>>3646805>You will get same exposure when you used 50mm f4 on full frame and 35mm f4 on apsc when using same iso on same generation sensors.You're missing the point.
Yes, you will get (more or less) the same exposure with f/4 and same ISO regardless of sensor size.
But you can shoot ISO 800 in a situation where you have to shoot ISO 400 on the crop sensor, so you'd need to have an extra stop of aperture on the crop sensor to compensate for that if you want to keep the same shutter speed.
So in terms of whether or not you can get the shot, you need a stop wider aperture on your lenses for the crop sensor. That's what we mean.

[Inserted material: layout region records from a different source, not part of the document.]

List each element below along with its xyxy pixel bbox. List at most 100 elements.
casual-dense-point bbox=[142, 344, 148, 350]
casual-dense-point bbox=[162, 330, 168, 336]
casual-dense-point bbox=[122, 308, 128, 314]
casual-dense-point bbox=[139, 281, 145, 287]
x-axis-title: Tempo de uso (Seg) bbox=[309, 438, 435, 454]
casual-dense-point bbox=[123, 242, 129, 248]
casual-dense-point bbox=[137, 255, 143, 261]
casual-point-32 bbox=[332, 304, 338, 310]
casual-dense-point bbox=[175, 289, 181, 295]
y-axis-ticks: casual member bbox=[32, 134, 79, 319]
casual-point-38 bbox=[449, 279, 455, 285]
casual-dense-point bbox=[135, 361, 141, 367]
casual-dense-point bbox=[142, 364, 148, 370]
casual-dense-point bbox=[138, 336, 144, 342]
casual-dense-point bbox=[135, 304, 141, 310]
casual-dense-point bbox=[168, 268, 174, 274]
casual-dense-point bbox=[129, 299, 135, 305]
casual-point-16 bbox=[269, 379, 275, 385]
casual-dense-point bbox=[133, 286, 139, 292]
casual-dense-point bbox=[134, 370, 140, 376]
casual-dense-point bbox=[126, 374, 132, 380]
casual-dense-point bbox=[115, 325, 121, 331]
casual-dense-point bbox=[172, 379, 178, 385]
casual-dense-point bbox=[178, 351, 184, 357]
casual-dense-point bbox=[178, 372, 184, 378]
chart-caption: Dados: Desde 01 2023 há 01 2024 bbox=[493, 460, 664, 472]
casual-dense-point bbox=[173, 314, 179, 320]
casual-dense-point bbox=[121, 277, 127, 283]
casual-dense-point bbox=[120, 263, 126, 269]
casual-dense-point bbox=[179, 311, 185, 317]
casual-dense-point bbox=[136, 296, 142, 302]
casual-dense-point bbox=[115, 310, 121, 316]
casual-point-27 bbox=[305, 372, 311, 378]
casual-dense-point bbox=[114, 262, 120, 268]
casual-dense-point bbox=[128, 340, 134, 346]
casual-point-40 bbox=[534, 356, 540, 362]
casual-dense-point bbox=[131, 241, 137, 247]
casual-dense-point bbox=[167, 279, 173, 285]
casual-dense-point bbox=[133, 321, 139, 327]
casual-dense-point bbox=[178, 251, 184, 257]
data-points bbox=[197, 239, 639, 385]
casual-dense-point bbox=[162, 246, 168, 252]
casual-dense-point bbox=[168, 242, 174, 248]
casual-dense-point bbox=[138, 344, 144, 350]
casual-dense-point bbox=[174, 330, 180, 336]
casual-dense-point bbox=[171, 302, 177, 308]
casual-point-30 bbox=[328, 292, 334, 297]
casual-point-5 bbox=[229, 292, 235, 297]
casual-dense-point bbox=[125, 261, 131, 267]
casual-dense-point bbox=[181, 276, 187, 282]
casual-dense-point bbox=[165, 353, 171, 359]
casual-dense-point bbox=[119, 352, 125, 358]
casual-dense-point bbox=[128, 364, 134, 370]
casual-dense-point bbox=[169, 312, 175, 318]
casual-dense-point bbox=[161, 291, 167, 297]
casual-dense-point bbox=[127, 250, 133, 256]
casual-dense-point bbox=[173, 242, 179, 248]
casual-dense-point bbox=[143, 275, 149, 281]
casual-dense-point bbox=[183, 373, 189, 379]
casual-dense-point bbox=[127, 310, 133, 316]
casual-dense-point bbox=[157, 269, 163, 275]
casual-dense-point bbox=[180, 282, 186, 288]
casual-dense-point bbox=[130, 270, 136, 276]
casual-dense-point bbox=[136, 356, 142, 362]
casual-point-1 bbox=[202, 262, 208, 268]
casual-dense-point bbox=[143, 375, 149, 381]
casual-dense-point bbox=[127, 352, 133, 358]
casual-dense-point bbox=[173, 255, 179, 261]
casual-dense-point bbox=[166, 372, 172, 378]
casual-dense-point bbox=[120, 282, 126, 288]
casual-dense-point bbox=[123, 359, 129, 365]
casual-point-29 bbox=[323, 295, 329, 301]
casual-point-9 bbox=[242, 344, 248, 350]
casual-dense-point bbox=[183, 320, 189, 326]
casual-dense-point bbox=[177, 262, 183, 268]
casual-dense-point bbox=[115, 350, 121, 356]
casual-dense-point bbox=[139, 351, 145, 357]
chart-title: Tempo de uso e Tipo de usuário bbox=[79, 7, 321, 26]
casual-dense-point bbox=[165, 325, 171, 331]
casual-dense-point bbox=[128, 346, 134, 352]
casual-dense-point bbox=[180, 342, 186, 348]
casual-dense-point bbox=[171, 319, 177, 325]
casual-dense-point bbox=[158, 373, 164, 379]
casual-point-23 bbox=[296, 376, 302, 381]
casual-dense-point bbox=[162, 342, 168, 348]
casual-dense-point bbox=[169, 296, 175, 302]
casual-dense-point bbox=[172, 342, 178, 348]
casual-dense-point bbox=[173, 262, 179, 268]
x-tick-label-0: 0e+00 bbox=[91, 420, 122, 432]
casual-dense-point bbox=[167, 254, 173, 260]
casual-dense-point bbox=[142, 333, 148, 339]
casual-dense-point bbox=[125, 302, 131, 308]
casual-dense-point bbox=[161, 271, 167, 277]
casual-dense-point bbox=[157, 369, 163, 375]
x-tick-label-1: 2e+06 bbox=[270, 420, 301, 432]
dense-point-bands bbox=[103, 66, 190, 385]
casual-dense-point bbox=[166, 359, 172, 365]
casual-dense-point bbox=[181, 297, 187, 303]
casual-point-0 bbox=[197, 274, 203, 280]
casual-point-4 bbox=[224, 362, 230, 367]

>>3646812>Increasing iso decreases resolution and dynamic range. By increasing it you loose all advantages of larger sensor size.You lose the advantages of the larger sensor size, but in that scenario, you're one stop up in ISO and one stop down in aperture. That's the point we're making.
E.g.,
FF, ISO 800, 50/2.8, 1/100th
Crop, ISO 400, 35/2.0, 1/100th
These two will give you roughly equivalent shots. Roughly the same image quality, roughly the same depth of field, roughly the same field of view and perspective. To make them equivalent, you have to scale the aperture.
If you use the same aperture, i.e.,
FF: 50/2.0, ISO 400, 1/100th
Crop: 35/2.0, ISO 400, 1/100th
You'll get the same *exposure*, but you won't get equivalent pictures. The FF one will have shallower depth of field and better image quality.